To her credit, she kept her voice even. “I kept my promise. I’ve done you no harm.”
I shook my head. “Shahar was my friend, and you have taken her from me.”
“A minor harm,” she said, and then she surprised me with a small smile. “But you are a trickster, and I know better than to try and argue with you.”
“Yes,” I agreed. And then I stepped forward, plucking the first of the needles from my palm and rolling it between my fingers in anticipation, because I am a bully, too, when all is said and done.
I heard Shahar’s cry before she ran in, though I ignored it. She gasped as she reached the chamber and saw blood and bodies everywhere, but then she ran forward—slipping once in someone’s viscera—and grabbed my arm. This did nothing to slow my advance, since for the moment I was much stronger than any mortal, and after being dragged forward a step or two, she abandoned that effort. But then she ran around me and put herself in my path, just as I put my foot on the first step of the dais that held Remath’s throne. “Sieh, don’t do this.”
I sighed and pushed her aside as gently as I could. This made her stumble off the steps, and she fell into the blood of some cousin or another of hers. I could smell the Arameri in him. Or not in him, not anymore; I laughed at my own joke.
As I stopped in front of Remath—who remained where she was, calm as death loomed—Shahar appeared again, this time flinging herself directly in front of her mother’s throne. Her gold satin robe was drenched with blood down one side of her body, and somehow she’d gotten it on the side of her face as well. Half her hair hung limp and dripping with it. I laughed again and tried to think up a rhyme that would properly make fun of her. But what rhymed with horror? I would ponder it later.
I stopped, however, because Shahar was in the way. “Move,” I said.
“No.”
“You wanted her dead, anyway.”
“Not like this, damn you!”
“Poor Shahar.” I made a singsong of it. “Poor little princess, how is she to see? With her fingers and her toes, once her eyes are with me.” I held the needle forward so that she could see it. “You have betrayed me, sweet Shahar. It is nothing to me to kill you, too.”

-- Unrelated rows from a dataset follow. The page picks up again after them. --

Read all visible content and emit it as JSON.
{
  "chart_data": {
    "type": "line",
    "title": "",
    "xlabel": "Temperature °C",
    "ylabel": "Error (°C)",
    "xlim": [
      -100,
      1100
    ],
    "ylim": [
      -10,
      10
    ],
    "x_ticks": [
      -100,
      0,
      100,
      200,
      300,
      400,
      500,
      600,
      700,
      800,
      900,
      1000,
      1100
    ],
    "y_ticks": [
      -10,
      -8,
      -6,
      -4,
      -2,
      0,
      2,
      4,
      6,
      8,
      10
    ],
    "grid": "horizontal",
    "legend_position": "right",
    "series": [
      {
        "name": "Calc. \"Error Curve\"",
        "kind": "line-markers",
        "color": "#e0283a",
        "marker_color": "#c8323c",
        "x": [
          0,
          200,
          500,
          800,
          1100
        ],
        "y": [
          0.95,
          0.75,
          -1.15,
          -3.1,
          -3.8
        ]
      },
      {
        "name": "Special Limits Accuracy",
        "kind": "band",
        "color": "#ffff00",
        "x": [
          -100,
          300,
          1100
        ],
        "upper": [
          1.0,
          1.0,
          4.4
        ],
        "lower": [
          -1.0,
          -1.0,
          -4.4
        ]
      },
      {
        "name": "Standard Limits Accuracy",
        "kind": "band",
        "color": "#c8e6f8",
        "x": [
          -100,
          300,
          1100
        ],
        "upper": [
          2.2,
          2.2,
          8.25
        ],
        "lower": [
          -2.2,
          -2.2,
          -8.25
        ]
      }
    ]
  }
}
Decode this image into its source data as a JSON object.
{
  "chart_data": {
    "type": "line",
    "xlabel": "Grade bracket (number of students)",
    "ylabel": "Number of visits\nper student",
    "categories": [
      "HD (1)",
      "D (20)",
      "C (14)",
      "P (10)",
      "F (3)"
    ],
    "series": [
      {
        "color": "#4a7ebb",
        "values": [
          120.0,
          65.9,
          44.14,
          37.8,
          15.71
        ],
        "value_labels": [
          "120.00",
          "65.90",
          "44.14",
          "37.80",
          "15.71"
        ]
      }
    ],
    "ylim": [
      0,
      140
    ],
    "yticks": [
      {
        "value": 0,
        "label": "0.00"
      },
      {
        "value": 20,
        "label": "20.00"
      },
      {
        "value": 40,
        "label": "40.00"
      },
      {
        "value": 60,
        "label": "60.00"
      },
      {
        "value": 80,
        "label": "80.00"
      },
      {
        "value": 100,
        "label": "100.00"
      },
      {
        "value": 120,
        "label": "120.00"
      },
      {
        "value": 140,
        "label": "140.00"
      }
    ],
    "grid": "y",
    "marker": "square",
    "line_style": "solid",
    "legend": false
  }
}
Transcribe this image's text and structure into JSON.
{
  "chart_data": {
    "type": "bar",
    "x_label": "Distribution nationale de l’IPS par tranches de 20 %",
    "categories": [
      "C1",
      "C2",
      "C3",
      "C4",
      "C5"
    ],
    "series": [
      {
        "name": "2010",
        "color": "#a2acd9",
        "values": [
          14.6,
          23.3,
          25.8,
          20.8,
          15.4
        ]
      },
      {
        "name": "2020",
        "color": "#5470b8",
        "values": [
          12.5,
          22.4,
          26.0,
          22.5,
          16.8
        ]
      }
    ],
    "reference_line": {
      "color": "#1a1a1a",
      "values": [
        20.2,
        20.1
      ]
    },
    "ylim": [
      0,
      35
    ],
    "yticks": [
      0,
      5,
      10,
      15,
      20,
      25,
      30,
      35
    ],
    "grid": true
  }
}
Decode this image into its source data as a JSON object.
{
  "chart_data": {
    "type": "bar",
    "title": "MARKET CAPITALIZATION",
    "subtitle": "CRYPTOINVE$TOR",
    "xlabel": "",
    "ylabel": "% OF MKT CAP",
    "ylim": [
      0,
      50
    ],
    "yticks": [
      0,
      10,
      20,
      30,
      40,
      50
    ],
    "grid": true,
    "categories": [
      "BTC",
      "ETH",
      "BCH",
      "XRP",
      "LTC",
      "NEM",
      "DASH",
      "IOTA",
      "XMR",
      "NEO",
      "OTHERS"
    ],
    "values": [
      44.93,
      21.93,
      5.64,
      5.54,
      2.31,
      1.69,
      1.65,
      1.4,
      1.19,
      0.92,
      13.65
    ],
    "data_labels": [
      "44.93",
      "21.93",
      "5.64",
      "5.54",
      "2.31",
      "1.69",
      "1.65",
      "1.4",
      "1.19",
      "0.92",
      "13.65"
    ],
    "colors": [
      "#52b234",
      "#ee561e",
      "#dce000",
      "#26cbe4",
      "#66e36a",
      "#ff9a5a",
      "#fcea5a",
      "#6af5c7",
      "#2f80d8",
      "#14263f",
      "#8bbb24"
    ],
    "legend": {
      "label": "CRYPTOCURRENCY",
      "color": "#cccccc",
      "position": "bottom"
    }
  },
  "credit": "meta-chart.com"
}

Her jaw tightened. “I thought you loved me.”
“I thought you loved me.”
“You swore not to harm me!”
She was right. Her failure to keep her word did not mean I should stoop to the same level. “Very well. I won’t kill you—just her.”
“She’s my mother,” she snapped. “How much do you think it will harm me if you kill her right before my eyes?”
As much as she’d harmed me by betraying my trust. Maybe a bit more. “I’m not interested in bargains right now, Shahar. Move, or I’ll move you. I won’t be gentle this time.”
“Please,” she said, which ordinarily would only have goaded me further—bully—but this time it did not. This time, to my own great surprise, the churning vortex of my rage slowed, then went still. In the sudden storm-calm, I gazed at her and realized another truth that she had hidden from me all this time. And perhaps not just from me. I glanced at Remath, who was staring at Shahar, surprised into an expression of astonishment at last. Yes.
“You love her,” I said.
And because Shahar was Arameri, she flinched as if struck and looked away in shame. But she did not move out of my way.
I let out a long, heavy sigh, and with it my power began to fade. I couldn’t have kept it up much longer anyhow; I was too old for tantrums.
Shaking my head, I let the needles drop to the floor. They scattered over the steps with tinny metal sounds, loud in the chamber’s silence. Listening to the nearby world, I could hear shouts and running feet—Captain Wrath and his men racing to save Remath and die in the trying because they were not sensible like Darre. Even the scriveners were marshaling, bringing their most powerful scripts, though they were disorganized because Shevir was here, his corpse cooling among the others I’d killed. I turned and looked at him, his face frozen in a look of surprise beneath the gaping hole in his forehead, and felt regret. He hadn’t been a bad man as First Scriveners went. And I had been a very bad boy.
On the strength of that, I took myself away from Sky, not really caring where I went instead, just wanting comfort and silence and a place to be miserable in peace.
I would not see Shahar again for two years.
BOOK TWO
Two Legs at Noon
I AM A FLY ON THE WALL, or a spider in a bush. Same difference, except that the spider is a predator and suits my nature better.